While useful and unique in its detail, Goddard's list does not offer an apple-to-apple comparison with other surveys. The threshold for making the list was having or performing biotech activities as part of the larger business (rather than being "pure-play" firms), meaning industrial giants like 3M and Cargill made the list. Maybe more important in terms of measurement, Goddard's list is one of bioscience, not biotech, companies.
It might feel like splitting semantic hairs, but many scientists use the bioscience term to broadly refer to products or research that have a biological component; biotech, on the other hand, specifically involves genetic engineering, at least according to a number of industry sources. Such a distinction, for example, allows a list of bioscience firms to include such things as ethanol plants (as Goddard's does) because of the biological fermentation process that turns corn into fuel.
This broader definition can change a state's bio-outlook significantly. None of the national surveys credits Wisconsin with more than a dozen or two biotech companies. But talk about bioscience, and that paints a different picture.
A 2001 report by the Wisconsin Association for Biomedical Research and Education identified nearly 200 bioscience companies, including 56 in the ag sector, employing some 21,000 workers. Another 5,000 are employed in research and development organizations like universities.
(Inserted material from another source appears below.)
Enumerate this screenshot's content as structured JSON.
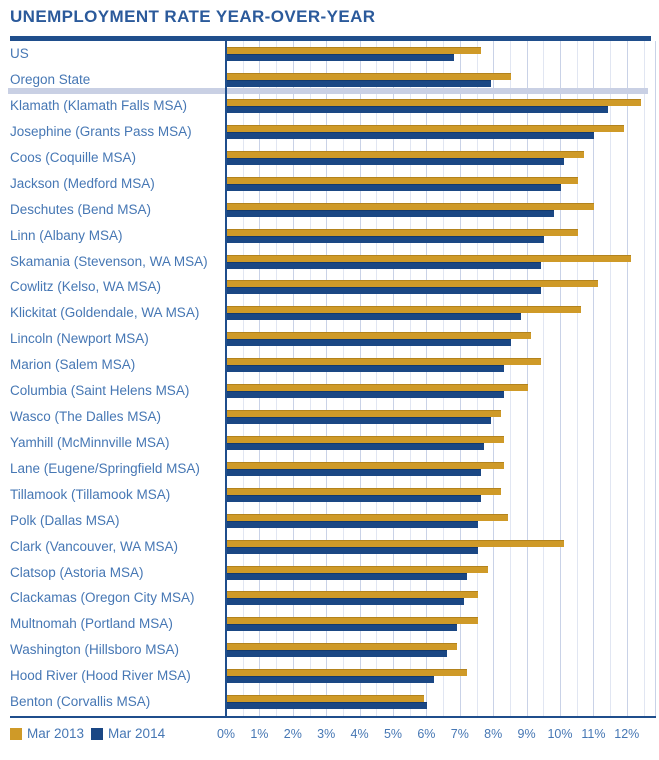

In all, it was a $5 billion industry in Wisconsin at the time of the report, according to WABRE. An updated version is due out in the fall.
Gale Davy, WABRE executive director, said via e-mail that defining biotech "is an extremely daunting task. ... People are trying to measure something'biotech'for which there is no real definition."
She pointed to an example from the Medical College of Wisconsin in Milwaukee, where scientists have just created a company to spin off commercial applications from their work in proteinomics, or the study of proteins produced in cells. "This science is so new that it doesn't really fit into any of the definitions. The scientists probably describe their company as a 'biotech' company. But that doesn't mean that anyone else necessarily will."
And none of the existing measurement tools can even guess at the influence of biotech and bioscience on existing companies in more traditional industries, like agriculture and medicine.
The WABRE report identified 550 state firms in Wisconsin manufacturing and services industries that derive "at least a portion of their products or services from bioscience research and innovation." However, it acknowledged that it was "far too difficult, if not impossible, to measure the role that bioscience has played in the development and success of these companies."